Looking ahead to 2026, a local sector that has already proven to be in a state of flux, Khan outlined three areas he believes will shape the renewable energy landscape over the next few years.

“First, solar-plus-storage becomes the default rather than the premium option. Almost half of South Africa's 220GW renewable energy pipeline now integrates battery energy storage – this figure tells you that the market has already made this decision. The question now is not whether to include storage, but which storage technology to choose,” he explained.

Subsequently, he stressed the importance that Launch of SAWEM will be held, which will see the country transition from a single-buyer model to a more competitive, open market. “This is not an incremental improvement. It changes the commercial logic of each project in the pipeline, and it creates new opportunities and new responsibilities for each participant in the value chain,” he said.

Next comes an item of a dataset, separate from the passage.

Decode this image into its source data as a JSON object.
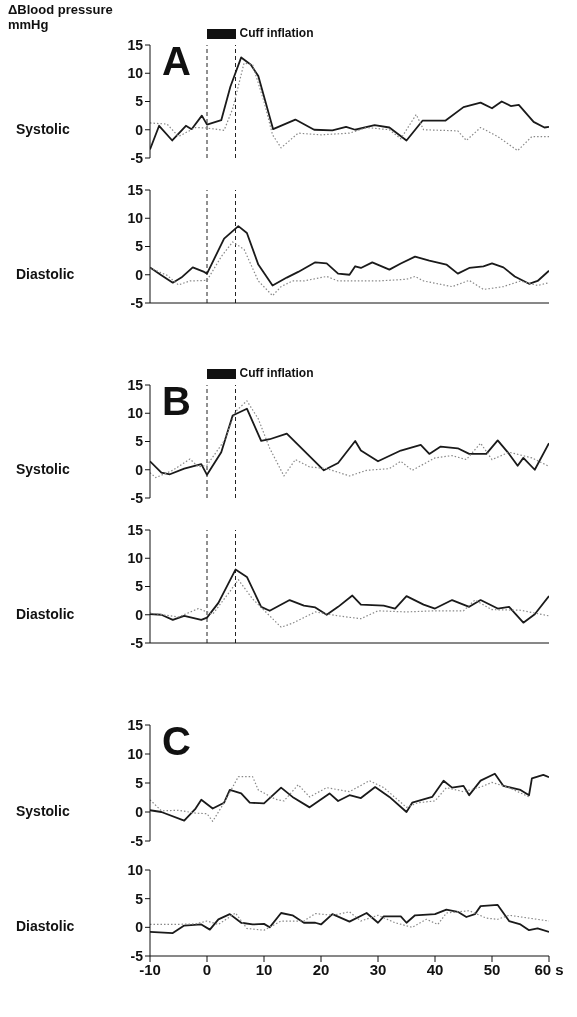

Finally, he highlighted the need for South Africa to significantly expand its high-voltage transmission network, to unlock the generation capacity already waiting to be connected. He further said, “The Transmission Development Plan has identified the need for 14,500 kilometers of new high-voltage lines over the next ten years. Private sector participation in transmission will be one of the most consequential developments in the sector over the next decade.”

With Trinasolar operating in South Africa for more than a decade, Khan is optimistic about the country's renewable energy future, but only if access is prioritized at every level.

“The bottleneck in South Africa right now is not hunger or capital – it's grid access. Projects are ready, partners are ready, the technology is ready. The region needs grid expansion to unlock the next phase of growth,” he concluded.